Melotti's first experiences as a ceramist occurred in 1929 after meeting the renowned architect, designer, writer, and ceramics enthusiast, Gio Ponti, who at that time was the artistic director for the Ricardo Ginori ceramic and porcelain manufactory. Melotti assisted Ponti with the execution of several of his designs, and the collaboration marked the beginning of his twenty-year relationship with the firm. While he would continue to work with ceramics for his entire career, his most concentrated involvement with the medium came in the aftermath of World War II. After discovering that his studio had been destroyed in the bombardment of Milan, he renewed his practice by renting out a kiln, thus initiating a fifteen-year period in which he only produced ceramics and terracotta sculptures. The objects in this exhibition date from this prolific period, when his work as a ceramist earned him numerous exhibitions and awards. With their searing palette and boldly undulating volumes, these objects reveal a side of Melotti that will shock viewers accustomed to his ethereal, filamentous sculptures in brass and gold.

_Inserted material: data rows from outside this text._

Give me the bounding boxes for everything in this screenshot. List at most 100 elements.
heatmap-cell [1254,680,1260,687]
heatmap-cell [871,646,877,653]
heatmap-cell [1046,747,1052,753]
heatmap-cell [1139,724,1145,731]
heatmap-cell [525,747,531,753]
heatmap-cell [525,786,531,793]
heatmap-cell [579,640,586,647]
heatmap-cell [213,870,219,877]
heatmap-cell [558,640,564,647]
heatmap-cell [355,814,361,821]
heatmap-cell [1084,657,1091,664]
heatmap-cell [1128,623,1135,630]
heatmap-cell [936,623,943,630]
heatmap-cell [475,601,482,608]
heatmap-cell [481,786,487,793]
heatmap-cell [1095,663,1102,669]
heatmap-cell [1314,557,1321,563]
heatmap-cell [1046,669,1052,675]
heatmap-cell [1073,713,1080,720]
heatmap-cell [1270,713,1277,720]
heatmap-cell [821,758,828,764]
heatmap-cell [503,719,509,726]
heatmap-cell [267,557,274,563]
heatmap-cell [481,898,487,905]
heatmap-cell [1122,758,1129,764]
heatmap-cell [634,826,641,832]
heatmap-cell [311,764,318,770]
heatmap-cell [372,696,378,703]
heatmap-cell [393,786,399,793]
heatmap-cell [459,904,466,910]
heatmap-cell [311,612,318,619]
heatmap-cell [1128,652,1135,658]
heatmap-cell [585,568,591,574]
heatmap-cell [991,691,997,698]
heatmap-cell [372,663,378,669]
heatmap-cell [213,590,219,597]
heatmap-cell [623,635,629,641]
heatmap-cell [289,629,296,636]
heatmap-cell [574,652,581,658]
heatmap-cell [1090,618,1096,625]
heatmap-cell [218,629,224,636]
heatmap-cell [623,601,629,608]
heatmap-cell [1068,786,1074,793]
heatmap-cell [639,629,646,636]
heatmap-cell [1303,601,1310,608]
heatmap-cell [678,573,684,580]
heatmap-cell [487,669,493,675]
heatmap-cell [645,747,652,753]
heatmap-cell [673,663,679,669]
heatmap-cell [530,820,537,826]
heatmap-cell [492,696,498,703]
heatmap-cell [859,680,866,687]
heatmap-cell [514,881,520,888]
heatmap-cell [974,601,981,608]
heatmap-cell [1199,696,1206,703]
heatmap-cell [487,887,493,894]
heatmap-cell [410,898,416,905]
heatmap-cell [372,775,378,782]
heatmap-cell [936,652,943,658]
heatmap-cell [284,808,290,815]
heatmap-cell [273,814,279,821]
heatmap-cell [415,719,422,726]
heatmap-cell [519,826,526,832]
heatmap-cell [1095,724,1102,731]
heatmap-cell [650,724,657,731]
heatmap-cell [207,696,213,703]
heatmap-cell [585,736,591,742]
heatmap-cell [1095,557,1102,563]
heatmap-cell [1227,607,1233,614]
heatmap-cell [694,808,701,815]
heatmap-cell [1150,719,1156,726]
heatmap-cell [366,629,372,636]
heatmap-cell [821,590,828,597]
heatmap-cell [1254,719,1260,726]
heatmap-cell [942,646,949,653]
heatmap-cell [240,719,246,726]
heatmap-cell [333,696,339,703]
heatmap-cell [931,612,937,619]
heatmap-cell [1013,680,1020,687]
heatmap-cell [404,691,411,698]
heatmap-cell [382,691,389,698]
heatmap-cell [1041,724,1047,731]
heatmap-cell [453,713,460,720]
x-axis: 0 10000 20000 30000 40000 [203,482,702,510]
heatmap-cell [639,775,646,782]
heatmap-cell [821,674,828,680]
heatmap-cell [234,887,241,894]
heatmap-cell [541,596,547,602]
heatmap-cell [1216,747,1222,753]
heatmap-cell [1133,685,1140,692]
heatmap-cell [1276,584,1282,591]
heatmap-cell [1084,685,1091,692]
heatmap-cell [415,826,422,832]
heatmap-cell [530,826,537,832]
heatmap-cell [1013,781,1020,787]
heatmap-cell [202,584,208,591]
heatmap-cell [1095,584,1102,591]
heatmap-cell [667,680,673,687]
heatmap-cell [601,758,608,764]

These unexpected contrasts in Melotti's art will be on full display in this exhibition. A selection of sculptures from the sixties and seventies complement the ceramics, demonstrating the breadth of his practice. In his final decades, Melotti dematerialized his sculpture into a unique form of drawing in space. These works possess a joyous and lyrical quality while retaining an exacting sense of balance and pacing. When seen alongside the ceramics, a more complete portrait of the artist emerges, one that shows him equally invested in fine art and craft, line and volume, color and form.